Financial Planning today has become a term which is used to lure investors. Every insurance agent, mutual fund advisor, banker talks about financial planning however, there are very few who live up to the actual meaning of this word. Women especially are easy targets as they are often emotional and that makes it easy to convince them. So here are a few tips to help you make the right decisions when it comes to financial planning.
Identify your financial goals
Identifying your financial goals is the most important step, however, usually ignored. We often start saving without a goal and hence we are always unsure if we are saving enough. Having clearly defined goals (with a definite value attached to it) makes it easy to track. Some common goals could be Retirement, Child Education, Marriage, Buying an asset (house, car, etc), A luxury holiday, etc.
Prioritize your goals
Once you have identified your goals, it’s important to prioritize them. This helps in deciding which goals to focus on first.
Bucket your goals – Short Term, Medium Term, Long Term
Risk that one should take has a direct connection to the time which you have to reap the benefits. Longer the duration, higher the risk as time averages the risk to some extent. So, bucket your goals into Short Term (1 to 3 years), Medium Term (4 to 8 years) and Long Term (more than 8 years).

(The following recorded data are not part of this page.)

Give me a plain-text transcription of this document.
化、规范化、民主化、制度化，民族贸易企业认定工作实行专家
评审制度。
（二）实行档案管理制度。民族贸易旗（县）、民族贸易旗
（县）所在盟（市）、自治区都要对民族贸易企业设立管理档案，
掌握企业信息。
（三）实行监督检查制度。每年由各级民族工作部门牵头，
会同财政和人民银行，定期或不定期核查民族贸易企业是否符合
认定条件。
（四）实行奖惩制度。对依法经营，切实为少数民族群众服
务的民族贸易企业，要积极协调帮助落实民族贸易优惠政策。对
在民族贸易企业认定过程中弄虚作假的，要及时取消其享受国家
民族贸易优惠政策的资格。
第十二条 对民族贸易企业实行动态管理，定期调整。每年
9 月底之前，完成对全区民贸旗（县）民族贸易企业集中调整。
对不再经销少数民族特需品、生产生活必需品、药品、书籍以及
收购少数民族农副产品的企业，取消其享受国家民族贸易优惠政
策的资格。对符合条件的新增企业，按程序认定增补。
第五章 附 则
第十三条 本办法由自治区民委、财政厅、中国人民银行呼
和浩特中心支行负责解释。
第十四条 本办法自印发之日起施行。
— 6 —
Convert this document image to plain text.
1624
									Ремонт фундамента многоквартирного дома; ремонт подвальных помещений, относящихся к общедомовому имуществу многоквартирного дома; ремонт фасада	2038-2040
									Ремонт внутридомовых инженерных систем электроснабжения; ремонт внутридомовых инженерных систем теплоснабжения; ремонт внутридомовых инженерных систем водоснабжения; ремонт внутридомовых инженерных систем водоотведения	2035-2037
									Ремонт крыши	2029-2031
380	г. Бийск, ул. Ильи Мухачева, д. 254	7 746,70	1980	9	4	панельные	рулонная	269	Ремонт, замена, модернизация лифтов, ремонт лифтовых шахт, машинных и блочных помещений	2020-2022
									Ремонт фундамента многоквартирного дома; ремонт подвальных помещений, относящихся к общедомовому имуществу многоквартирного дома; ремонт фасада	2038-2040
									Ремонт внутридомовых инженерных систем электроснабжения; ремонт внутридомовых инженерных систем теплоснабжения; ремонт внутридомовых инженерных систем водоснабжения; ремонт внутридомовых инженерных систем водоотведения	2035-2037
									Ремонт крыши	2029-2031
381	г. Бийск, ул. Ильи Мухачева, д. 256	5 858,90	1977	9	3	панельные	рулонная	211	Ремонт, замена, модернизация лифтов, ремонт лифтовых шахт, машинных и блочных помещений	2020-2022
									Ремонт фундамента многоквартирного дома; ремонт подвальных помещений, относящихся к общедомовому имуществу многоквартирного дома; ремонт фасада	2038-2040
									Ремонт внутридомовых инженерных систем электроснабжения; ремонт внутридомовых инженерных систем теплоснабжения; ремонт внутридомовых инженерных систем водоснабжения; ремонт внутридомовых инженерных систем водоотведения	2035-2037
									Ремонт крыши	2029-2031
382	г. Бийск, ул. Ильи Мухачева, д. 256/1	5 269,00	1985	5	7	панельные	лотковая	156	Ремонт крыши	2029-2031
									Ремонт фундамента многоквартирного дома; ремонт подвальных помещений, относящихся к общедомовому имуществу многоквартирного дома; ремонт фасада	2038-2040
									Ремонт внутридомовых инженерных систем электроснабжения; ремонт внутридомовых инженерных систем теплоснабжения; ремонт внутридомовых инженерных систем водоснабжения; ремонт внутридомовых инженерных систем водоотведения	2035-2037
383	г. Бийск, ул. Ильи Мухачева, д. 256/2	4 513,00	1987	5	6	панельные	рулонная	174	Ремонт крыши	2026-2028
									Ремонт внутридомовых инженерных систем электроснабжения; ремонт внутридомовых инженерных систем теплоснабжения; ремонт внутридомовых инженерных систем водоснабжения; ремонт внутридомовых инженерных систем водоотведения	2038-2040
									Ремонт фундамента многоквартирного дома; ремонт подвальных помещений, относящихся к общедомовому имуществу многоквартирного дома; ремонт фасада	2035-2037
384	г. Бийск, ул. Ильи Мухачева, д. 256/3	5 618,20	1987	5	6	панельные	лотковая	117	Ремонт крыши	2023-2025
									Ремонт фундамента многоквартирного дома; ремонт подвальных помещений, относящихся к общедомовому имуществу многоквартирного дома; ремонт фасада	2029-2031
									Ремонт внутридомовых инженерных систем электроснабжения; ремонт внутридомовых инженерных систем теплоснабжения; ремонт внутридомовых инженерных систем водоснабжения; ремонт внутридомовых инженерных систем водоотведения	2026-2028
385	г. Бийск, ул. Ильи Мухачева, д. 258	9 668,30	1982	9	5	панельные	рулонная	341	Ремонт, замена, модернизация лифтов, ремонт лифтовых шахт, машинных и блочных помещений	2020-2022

Select the right instrument to invest
Choose an asset class for each goal. The thumb rule is that the shorter the duration lesser should be the risk taken. So for all short-term investments fixed interest giving instruments like FDs, Bonds, RDs are preferable. For medium and long-term goals some amount of risk can be taken through mutual funds or direct equity.
The thumb rule is that the shorter the duration lesser should be the risk taken.
Start Investing – Label the bucket of each goal
Once you have decided where to invest, start immediately. Every single day counts. Most importantly, do not mix investments of two separate goals; that leads to cross-subsidization.
Review every six months
People often start investing and forget. But it’s essential to review your investments once in six months to check if you are on the right track.
While you may take help of an expert or someone from your family to take the final decisions; remember… it’s your money… you have the right to choose and the capability to decide!